İktidar ve yandaşları her ne kadar yargının altın çağını yaşamakta olduğunu söyleseler de görünen köy kılavuz istemiyor. Yaşananlara bakıldığında, günümüz Türkiye’sinde ne acıdır ki hukuka adeta güçlünün egemenliği baskın ve etkindir. Skandallar, adam kayırmalar sıradanlaşmış, adaletsizlikler sosyal medya gücüyle giderilmeye çalışılır duruma gelinmiş, gücü olanın hesap vermeden istediği gibi at oynatabildiği bir düzen oluşturulmuştur.

YARGININ ETKİSİZLİĞİ

Bu durumun, yargıya olan güveni en aza indirdiği artık su götürmez bir gerçektir. Türkiye’de hukuk insanlar için zorunlu veya gerekli durumlarda sığınılacak değil adeta sakınılacak bir mekanizma haline gelmiş, sorunları hukuk dışı yollarla çözme isteği olağanlaşmıştır. Bu da mafya düzeninin ekmeğine yağ sürmekte, yasal çareler karşısında yasadışı ögeleri bir seçenek haline getirmektedir.

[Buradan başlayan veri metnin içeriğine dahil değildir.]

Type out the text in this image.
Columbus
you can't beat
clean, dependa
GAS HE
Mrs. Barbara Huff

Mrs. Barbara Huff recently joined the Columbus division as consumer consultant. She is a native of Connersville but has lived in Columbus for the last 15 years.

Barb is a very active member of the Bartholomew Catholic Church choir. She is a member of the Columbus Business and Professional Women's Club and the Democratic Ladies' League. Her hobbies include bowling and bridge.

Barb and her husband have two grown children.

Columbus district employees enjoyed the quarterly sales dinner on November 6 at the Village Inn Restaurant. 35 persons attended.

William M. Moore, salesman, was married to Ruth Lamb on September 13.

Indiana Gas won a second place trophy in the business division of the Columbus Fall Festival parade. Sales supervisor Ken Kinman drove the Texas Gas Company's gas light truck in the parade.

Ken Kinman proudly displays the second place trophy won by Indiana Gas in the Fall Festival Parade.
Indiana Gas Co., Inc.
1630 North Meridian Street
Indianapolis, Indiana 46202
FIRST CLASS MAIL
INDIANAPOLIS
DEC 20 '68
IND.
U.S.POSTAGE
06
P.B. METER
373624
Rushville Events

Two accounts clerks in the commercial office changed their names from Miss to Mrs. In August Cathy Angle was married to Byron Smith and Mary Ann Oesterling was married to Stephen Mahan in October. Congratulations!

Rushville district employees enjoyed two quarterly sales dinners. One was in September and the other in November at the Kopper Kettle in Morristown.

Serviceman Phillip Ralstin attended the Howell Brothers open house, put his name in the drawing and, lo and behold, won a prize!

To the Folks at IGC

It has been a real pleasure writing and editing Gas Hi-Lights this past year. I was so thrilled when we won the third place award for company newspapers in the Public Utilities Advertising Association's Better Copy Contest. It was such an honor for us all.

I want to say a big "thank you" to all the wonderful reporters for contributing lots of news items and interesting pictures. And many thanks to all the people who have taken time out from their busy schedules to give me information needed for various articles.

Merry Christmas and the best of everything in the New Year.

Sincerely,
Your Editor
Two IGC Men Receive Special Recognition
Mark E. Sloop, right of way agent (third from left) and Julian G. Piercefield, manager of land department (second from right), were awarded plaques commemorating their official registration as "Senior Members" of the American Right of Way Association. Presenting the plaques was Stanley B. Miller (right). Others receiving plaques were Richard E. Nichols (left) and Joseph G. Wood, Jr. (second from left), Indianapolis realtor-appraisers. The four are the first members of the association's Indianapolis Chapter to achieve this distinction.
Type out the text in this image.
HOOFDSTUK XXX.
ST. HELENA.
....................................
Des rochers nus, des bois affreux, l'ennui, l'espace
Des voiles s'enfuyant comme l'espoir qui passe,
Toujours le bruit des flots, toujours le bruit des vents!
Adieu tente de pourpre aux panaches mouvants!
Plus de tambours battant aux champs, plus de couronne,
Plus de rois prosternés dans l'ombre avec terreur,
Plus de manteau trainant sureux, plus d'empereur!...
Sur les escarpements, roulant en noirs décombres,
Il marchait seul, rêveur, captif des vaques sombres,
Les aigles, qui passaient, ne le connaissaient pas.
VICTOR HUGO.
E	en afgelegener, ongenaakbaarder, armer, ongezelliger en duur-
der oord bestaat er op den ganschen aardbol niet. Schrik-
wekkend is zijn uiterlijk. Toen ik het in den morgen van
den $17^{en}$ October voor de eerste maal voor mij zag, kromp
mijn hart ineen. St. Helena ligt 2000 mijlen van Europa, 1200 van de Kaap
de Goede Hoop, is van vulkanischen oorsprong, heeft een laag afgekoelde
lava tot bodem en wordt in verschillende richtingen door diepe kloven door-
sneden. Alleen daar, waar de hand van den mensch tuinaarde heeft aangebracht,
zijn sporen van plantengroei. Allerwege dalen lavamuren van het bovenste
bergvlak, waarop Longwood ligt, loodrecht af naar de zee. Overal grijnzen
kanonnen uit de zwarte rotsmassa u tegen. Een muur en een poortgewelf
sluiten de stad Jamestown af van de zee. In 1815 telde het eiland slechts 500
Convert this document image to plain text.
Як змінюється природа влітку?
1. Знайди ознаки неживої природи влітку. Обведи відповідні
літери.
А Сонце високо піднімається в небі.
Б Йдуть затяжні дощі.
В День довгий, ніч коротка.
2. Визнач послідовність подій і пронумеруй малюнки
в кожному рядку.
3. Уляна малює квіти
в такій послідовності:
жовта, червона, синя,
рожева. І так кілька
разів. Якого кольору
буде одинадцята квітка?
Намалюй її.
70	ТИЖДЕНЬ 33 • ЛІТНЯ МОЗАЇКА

Bununla beraber, yargı erki hiçbir dönemde bu iktidarın başta bulunduğu yıllarda olduğu kadar etkisiz ve eli kolu bağlı duruma getirilmedi.

Erdoğan en başından itibaren kendine bağımlı bir yargı düzeneği istedi. İstediği kararlar çıkmadığında ise Anayasa Mahkemesi de dahil olmak üzere hiçbir kurumu dinlemedi ve hep bildiğini okudu.

YAPILAN HAKSIZLIKLAR

Bu şartlar altında ciddi bir yargı reformuna ihtiyaç duyulduğu ortadadır. Erkler ayrılığı ilkesinin gereklerine uygun bir biçimde yargı, diğer erklerden bağımsızlaştırılmalı ve güçlendirilmelidir. Fakat bu reformların bu iktidar eliyle gerçekleştirilmesini beklemek de hayaldir. Çünkü yukarıda da belirtildiği gibi, yapılan haksızlıkların, kayırmaların ve yaşanan aksaklıkların baş sorumlusu bu iktidardır. Yargımızın tekrar güçlenmesi ve insanların adalete güven duyması için öncelikle iktidarın değişmesi olmazsa olmaz zorunluluktur.